«Potrò io mai assistere personalmente ad una delle vostre riunioni? - scriveva l'11 novembre '63 alla Società degli ebanisti e falegnami in Genova. - Potrò io mai, con una stretta di mano a voi tutti che amo, rinvigorirmi di speranze e di affetti la vita cadente?... Aiutando noi tutti al conseguimento del fine nazionale, voi meriterete il conseguimento del fine sociale, che è vostro diritto; e a conseguirlo v'è necessario svolgere il germe cacciato dal vostro Congresso di Parma. Sollecitate i vostri incaricati perché redigano lo statuto che deve costituire praticamente la vostra federazione»(172).
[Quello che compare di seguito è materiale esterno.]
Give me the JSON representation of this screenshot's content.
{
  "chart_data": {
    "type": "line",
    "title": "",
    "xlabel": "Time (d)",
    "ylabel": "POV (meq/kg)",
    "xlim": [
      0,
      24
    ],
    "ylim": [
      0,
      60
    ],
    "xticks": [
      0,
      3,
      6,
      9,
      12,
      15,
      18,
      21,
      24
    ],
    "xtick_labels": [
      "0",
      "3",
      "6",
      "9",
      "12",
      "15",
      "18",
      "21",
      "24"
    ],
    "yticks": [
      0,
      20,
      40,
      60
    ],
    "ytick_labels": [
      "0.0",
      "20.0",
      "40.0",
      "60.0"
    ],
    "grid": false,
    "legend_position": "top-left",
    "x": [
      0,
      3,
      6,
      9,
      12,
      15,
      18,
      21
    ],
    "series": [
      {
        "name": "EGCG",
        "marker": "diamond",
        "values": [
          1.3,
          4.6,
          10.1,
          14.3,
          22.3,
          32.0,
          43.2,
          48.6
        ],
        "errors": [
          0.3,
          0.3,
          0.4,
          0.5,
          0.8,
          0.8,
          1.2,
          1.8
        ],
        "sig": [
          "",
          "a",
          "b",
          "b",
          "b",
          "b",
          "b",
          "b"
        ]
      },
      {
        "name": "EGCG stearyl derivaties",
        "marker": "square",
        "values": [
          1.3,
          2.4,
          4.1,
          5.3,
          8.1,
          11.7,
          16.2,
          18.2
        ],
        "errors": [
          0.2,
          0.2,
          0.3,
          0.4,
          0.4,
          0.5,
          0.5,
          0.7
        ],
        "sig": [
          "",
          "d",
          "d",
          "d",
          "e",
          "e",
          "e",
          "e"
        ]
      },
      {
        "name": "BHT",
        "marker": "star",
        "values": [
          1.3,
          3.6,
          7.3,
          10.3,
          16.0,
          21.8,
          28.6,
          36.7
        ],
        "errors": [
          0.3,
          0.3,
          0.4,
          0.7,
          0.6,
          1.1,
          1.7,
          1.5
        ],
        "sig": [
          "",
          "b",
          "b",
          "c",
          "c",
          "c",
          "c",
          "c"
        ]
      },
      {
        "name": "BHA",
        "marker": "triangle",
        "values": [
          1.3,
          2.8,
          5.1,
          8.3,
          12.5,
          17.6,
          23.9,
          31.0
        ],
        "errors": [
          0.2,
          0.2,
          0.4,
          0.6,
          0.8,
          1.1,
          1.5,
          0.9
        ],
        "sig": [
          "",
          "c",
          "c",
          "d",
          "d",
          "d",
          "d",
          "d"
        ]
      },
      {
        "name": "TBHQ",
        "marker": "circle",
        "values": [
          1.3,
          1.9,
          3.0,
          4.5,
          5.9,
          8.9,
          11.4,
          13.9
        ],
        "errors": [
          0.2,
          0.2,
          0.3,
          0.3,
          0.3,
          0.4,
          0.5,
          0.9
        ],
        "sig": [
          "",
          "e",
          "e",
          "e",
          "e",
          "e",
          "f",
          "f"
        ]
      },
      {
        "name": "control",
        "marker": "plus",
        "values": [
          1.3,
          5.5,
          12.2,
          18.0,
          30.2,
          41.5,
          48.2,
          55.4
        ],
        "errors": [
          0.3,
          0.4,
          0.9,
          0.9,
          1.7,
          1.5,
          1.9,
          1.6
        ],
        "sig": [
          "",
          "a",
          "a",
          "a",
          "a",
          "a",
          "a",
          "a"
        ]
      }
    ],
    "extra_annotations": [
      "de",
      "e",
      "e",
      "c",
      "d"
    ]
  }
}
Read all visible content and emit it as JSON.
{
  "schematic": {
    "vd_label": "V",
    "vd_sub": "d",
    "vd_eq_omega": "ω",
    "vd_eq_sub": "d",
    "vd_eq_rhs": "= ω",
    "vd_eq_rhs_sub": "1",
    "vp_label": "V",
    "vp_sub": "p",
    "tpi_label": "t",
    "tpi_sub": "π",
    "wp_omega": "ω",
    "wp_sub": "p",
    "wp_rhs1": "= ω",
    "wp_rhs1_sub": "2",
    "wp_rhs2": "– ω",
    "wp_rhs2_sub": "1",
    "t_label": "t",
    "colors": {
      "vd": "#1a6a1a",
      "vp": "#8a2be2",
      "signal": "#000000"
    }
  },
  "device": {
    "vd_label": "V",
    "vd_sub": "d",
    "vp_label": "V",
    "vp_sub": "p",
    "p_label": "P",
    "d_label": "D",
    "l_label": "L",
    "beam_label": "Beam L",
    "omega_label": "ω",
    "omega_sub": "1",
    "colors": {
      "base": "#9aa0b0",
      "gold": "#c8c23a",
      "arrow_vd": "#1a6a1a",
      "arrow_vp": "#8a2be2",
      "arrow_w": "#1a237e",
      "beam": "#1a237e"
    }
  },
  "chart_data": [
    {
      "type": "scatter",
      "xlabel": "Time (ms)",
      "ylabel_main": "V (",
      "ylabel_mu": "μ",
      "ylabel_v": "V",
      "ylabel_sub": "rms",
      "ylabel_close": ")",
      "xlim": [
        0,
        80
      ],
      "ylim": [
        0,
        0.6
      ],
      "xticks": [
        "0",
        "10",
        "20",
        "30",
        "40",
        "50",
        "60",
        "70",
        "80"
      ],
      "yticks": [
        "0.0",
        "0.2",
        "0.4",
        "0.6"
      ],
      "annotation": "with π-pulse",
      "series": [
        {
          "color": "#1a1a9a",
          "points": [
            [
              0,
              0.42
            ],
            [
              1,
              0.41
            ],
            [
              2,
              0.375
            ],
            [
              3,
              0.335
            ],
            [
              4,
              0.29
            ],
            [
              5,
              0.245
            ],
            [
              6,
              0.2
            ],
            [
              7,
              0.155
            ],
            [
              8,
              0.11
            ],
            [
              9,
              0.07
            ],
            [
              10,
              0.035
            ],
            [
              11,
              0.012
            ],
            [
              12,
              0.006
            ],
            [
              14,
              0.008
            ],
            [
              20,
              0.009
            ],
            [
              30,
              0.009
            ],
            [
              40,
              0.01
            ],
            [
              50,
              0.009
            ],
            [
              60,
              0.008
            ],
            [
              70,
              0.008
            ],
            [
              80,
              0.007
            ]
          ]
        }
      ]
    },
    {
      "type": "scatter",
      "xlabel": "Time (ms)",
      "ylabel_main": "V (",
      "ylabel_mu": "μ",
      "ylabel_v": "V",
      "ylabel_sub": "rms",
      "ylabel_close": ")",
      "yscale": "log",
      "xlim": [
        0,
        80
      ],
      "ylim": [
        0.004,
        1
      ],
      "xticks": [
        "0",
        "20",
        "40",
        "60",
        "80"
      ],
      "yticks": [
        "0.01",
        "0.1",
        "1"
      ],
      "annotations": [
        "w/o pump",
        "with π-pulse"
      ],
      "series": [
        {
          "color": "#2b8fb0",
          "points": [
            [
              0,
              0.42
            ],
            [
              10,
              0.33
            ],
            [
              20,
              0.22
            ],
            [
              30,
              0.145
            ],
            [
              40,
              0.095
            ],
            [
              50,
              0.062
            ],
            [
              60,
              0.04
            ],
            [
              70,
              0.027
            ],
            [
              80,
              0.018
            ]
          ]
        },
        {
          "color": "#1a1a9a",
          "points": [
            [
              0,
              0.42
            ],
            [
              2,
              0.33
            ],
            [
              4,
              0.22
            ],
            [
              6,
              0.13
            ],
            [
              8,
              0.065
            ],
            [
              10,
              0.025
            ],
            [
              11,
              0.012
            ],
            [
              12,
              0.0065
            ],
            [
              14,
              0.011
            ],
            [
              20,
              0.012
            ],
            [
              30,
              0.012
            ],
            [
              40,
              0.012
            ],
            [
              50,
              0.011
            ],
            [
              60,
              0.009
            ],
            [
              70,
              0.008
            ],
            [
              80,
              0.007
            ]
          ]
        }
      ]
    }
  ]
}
Ma, mentre la Commissione permanente eseguí con molta rapidità uno degli incarichi affidatile, dando vita, fin dal 3 gennaio 1864, al «Giornale delle Associazioni operaie italiane decretato nel X Congresso degli Operai tenuto in Parma», del quale assunse la direzione il Savi(173), la redazione dello statuto, invece, procedeva con molta lentezza.
Mazzini che, come abbiamo veduto, desiderava si accettasse senz'altro il suo abbozzo e si mettessero in pratica le norme in esso contenute, s'impazientiva. «Perché questa decisione, la piú importante che abbiate mai presa, rimane inapplicata? - chiedeva alla Società dei legatori di libri, in Genova, il 4 aprile 1864. - ... Perché un lavoro di dieci giorni deve protrarsi per mesi?»(174).
Gli è che se i tre mazziniani (presto ridotti a due, per la morte del Cannonieri) che facevan parte della commissione potevano contentarsi di porre la loro firma in calce al suo progetto, non cosí la intendevano gli altri membri.